3.2. Cardinal arithmetic

An algebra of functions

For this section, suppose that $f:A\to B$ and $g:B\to C$ are functions.

Definition (Composition).

The composition of $f$ and $g$ is the function $g\circ f:A\to C$ given by $g\circ f(a):=g(f(a))$.

Exercises.

1. Prove that the composition of injective (surjective) functions is again injective (surjective).

2. Assume that $g\circ f$ is injective (surjective). What can you say about the injectivity (surjectivity) of $f$ and $g$?
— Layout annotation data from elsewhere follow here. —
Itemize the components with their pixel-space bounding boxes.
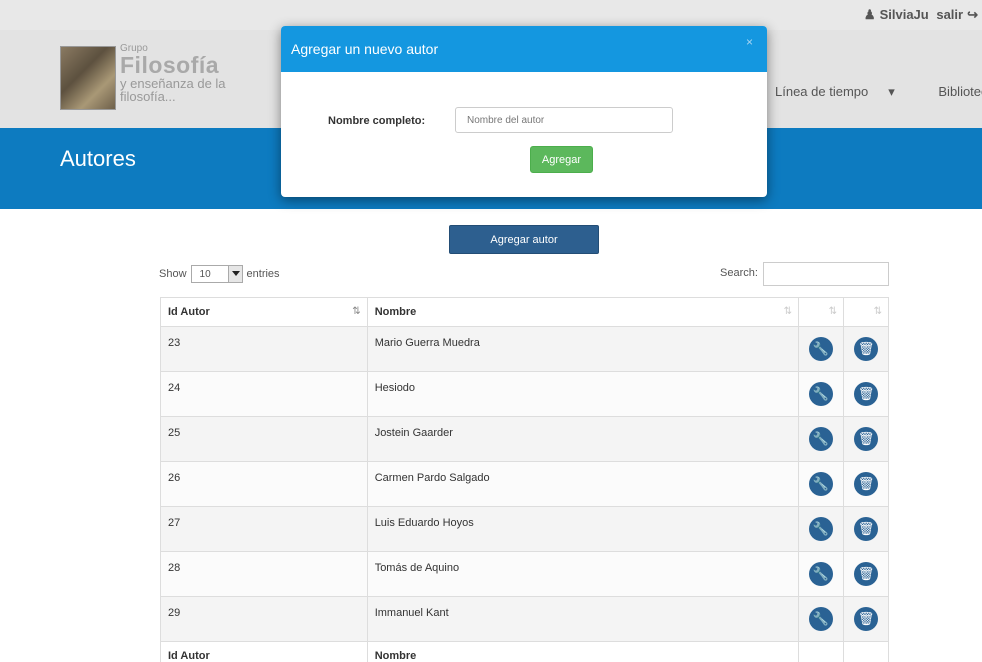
cell-edit: 🔧 xyxy=(798,326,844,372)
table-row: 23 Mario Guerra Muedra 🔧 🗑 xyxy=(160,326,890,372)
user-area: ♟ SilviaJu salir ↪ xyxy=(860,7,978,23)
close-icon[interactable]: × xyxy=(746,35,753,49)
column-header-nombre[interactable]: Nombre xyxy=(366,297,800,327)
cell-id: 24 xyxy=(160,371,368,417)
cell-delete: 🗑 xyxy=(842,551,890,597)
cell-id: 25 xyxy=(160,416,368,462)
cell-id: 27 xyxy=(160,506,368,552)
column-footer-delete xyxy=(842,641,890,662)
logo-line-4: filosofía... xyxy=(120,89,176,104)
cell-nombre: Carmen Pardo Salgado xyxy=(366,461,800,507)
wrench-icon[interactable]: 🔧 xyxy=(808,427,833,451)
nav-label: Biblioteca xyxy=(938,84,982,99)
submit-author-button[interactable]: Agregar xyxy=(530,146,593,173)
cell-id: 23 xyxy=(160,326,368,372)
user-icon: ♟ xyxy=(863,7,876,22)
cell-delete: 🗑 xyxy=(842,506,890,552)
main-nav: Línea de tiempo ▾ Biblioteca ▾ xyxy=(775,84,982,100)
table-row: 25 Jostein Gaarder 🔧 🗑 xyxy=(160,416,890,462)
username[interactable]: SilviaJu xyxy=(880,7,929,22)
table-footer-row: Id Autor Nombre xyxy=(160,641,890,662)
wrench-icon[interactable]: 🔧 xyxy=(808,337,833,361)
column-header-delete[interactable] xyxy=(842,297,890,327)
trash-icon[interactable]: 🗑 xyxy=(853,517,878,541)
add-author-modal: Agregar un nuevo autor × Nombre completo… xyxy=(281,26,767,197)
table-row: 24 Hesiodo 🔧 🗑 xyxy=(160,371,890,417)
column-footer-nombre: Nombre xyxy=(366,641,800,662)
wrench-icon[interactable]: 🔧 xyxy=(808,382,833,406)
nav-item-biblioteca[interactable]: Biblioteca ▾ xyxy=(938,84,982,99)
logo-line-2: Filosofía xyxy=(120,52,220,78)
logo-text[interactable]: Grupo Filosofía y enseñanza de la filoso… xyxy=(120,44,226,104)
modal-header: Agregar un nuevo autor × xyxy=(281,26,767,72)
authors-table: Id Autor Nombre 23Mario Guerra Muedra🔧🗑2… xyxy=(160,297,890,662)
wrench-icon[interactable]: 🔧 xyxy=(808,607,833,631)
cell-id: 26 xyxy=(160,461,368,507)
table-row: 26 Carmen Pardo Salgado 🔧 🗑 xyxy=(160,461,890,507)
wrench-icon[interactable]: 🔧 xyxy=(808,472,833,496)
trash-icon[interactable]: 🗑 xyxy=(853,382,878,406)
show-label: Show xyxy=(159,268,187,280)
cell-edit: 🔧 xyxy=(798,596,844,642)
table-header-row: Id Autor Nombre xyxy=(160,297,890,327)
trash-icon[interactable]: 🗑 xyxy=(853,562,878,586)
add-author-button[interactable]: Agregar autor xyxy=(449,225,599,254)
column-header-id[interactable]: Id Autor xyxy=(160,297,368,327)
cell-nombre: Mario Guerra Muedra xyxy=(366,326,800,372)
authors-table-body: 23 Mario Guerra Muedra 🔧 🗑 24 Hesiodo 🔧 🗑 25 Jost… xyxy=(160,326,890,642)
cell-nombre: Luis Eduardo Hoyos xyxy=(366,506,800,552)
logout-link[interactable]: salir xyxy=(936,7,963,22)
cell-edit: 🔧 xyxy=(798,371,844,417)
search-label: Search: xyxy=(720,267,758,279)
column-footer-id: Id Autor xyxy=(160,641,368,662)
table-row: 28 Tomás de Aquino 🔧 🗑 xyxy=(160,551,890,597)
cell-edit: 🔧 xyxy=(798,506,844,552)
cell-id: 29 xyxy=(160,596,368,642)
table-row: 29 Immanuel Kant 🔧 🗑 xyxy=(160,596,890,642)
nav-label: Línea de tiempo xyxy=(775,84,869,99)
cell-delete: 🗑 xyxy=(842,596,890,642)
search-input[interactable] xyxy=(763,262,889,286)
page-title: Autores xyxy=(60,146,136,171)
cell-delete: 🗑 xyxy=(842,371,890,417)
modal-title: Agregar un nuevo autor xyxy=(291,41,439,57)
cell-nombre: Immanuel Kant xyxy=(366,596,800,642)
chevron-down-icon: ▾ xyxy=(888,84,895,99)
cell-nombre: Hesiodo xyxy=(366,371,800,417)
logo-image[interactable] xyxy=(60,46,116,110)
cell-delete: 🗑 xyxy=(842,461,890,507)
trash-icon[interactable]: 🗑 xyxy=(853,607,878,631)
cell-nombre: Jostein Gaarder xyxy=(366,416,800,462)
cell-id: 28 xyxy=(160,551,368,597)
entries-label: entries xyxy=(246,268,280,280)
wrench-icon[interactable]: 🔧 xyxy=(808,517,833,541)
column-footer-edit xyxy=(798,641,844,662)
trash-icon[interactable]: 🗑 xyxy=(853,472,878,496)
author-name-label: Nombre completo: xyxy=(328,115,426,127)
cell-edit: 🔧 xyxy=(798,551,844,597)
entries-length-select[interactable]: 10 xyxy=(190,265,243,283)
cell-nombre: Tomás de Aquino xyxy=(366,551,800,597)
trash-icon[interactable]: 🗑 xyxy=(853,337,878,361)
wrench-icon[interactable]: 🔧 xyxy=(808,562,833,586)
cell-delete: 🗑 xyxy=(842,416,890,462)
show-entries-control: Show 10 entries xyxy=(159,265,280,283)
cell-edit: 🔧 xyxy=(798,461,844,507)
trash-icon[interactable]: 🗑 xyxy=(853,427,878,451)
cell-delete: 🗑 xyxy=(842,326,890,372)
chevron-down-icon[interactable] xyxy=(227,266,242,282)
nav-item-linea-de-tiempo[interactable]: Línea de tiempo ▾ xyxy=(775,84,915,99)
logout-icon[interactable]: ↪ xyxy=(967,7,978,22)
author-name-input[interactable] xyxy=(455,107,673,133)
column-header-edit[interactable] xyxy=(798,297,844,327)
table-row: 27 Luis Eduardo Hoyos 🔧 🗑 xyxy=(160,506,890,552)
entries-length-value: 10 xyxy=(199,268,211,280)
cell-edit: 🔧 xyxy=(798,416,844,462)
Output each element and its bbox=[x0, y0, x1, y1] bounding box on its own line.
If $f$ is bijective, the inverse of $f$ is the function $f^{-1}=\{(b,a):(a,b)\in f\}$ from $B$ to $A$. Why is bijectivity, that is the fact that $f$ be both injective and surjective, important here?

Definition (Restriction).

The restriction of $f$ to $D\subseteq A$ is the function $f{|}_D:D\to B$ defined by $f{|}_D(x)=f(x)$.

Examples.

1. The restriction of a constant function is constant.
2. The restriction of an injective function is injective.
3. The restriction of the identity on a set $X$ to any subset of $X$ is the identity on that subset.

Notation.

The set of all functions $A\to B$ is denoted by $B^A$. This choice of symbol is motivated in the tutorials, where it is shown that for finite sets $|B^A|=|B{|}^{|A|}$.

Equinumerosity

Note:

This topic is introduced in the lectures. The discussion is inadequate for these notes.

To measure is to compare.

Notation.

I abbreviate the phrase “there exists a bijective function $X\to Y$” by writing $|X|=|Y|$. I will also say $X$ and $Y$ are equinumerous, or have the same size.

This symbol has the following properties, which you should verify yourself.

Proposition.

For any set $X$,

1. $|X|=|X|$ (Reflexivity).
2. If $|X|=|Y|$, then $|Y|=|X|$ (Symmetry).
3. If $|X|=|Y|$ and $|Y|=|Z|$, then $|X|=|Z|$ (Transitivity).

Compare these properties with others mentioned in previous chapters, such as here.

Metamathematical warning (safe to ignore):

Despite appearances, it is not correct to say that this symbol defines an equivalence relation. An explanation for this goes well beyond the scope of this course but will be mentioned in the lectures.

For the sake of intuition, you can think of cardinal numbers as precisely the equivalence classes of this relation.

Finite sets revisited

Earlier I defined the word finite in terms of natural numbers. Indeed, a way to rewrite my earlier definition is that a set $X$ is finite if there is a natural $n$ such that $|X|=|\{0,\dots ,n-1\}|$. In this case, it is shorter to just write $|X|=n$, but I must first convince you that this is well-defined.

Reflect.

Well-defined, in this instance, means that there could be more than one natural satisfying the definition. How do you know which one to pick? Of course this does not happen, but I must prove this to you.

It wasn’t until 1888 that Dedekind came up with a definition of finite set that did not need the naturals to be constructed first. I will not use the definition, but if you are curious, one can prove that a set is finite if and only if it is not equinumerous with a proper subset of itself. This can be used to define finiteness without reference to any numbers. The fact that $\mathbb{N}$ is infinite in this context is known as Galileo’s paradox.

A subset $A$ of a set $B$ is called a proper subset, denoted $A⊊B$ if $A\subseteq B$ but $A\ne B$.

Lemma.

For every natural $n$, there is no bijection from $\{0,\dots ,n\}$ to a proper subset of it.

Proof:

Removed during Quiz 5.

Corollary.

1. If $n$ and $m$ are two naturals witnessing the finiteness of the same set $X$, then $n=m$.
2. $\mathbb{N}$ is infinite.

This really is the classic children’s game “my number is your number plus one.”

Proof of 2:

By contradiction, suppose that $f:\mathbb{N}\to \{0,\dots ,n\}$ is a bijection. Obviously $n>0$; then the function $f{|}_{\{0,\dots ,n\}}$ is a bijection onto its image. The number $f(n+1)$ belongs to the domain but not the image and thus $f$ contradicts the lemma.

Exercise.

Prove that the set of prime numbers is an infinite subset of $\mathbb{Z}$.

Hint.

Let $F$ be a finite collection of primes, then notice that $n:=\prod F$ and $n+1$ are relative primes. Conclude using FTA that no finite set of primes contains all primes.

I can finally formalize the idea that finite plus finite is finite:

Theorem.

The union of finite sets is finite.

Other than the union, what other operations on sets preserve finiteness?

Theorem.

The powerset of a finite set $X$ is finite. Moreover, it has size $2^{|X|}$.

Proofs in tutorials.

Hard exercise.

Prove from the definition that a subset of a finite set is finite.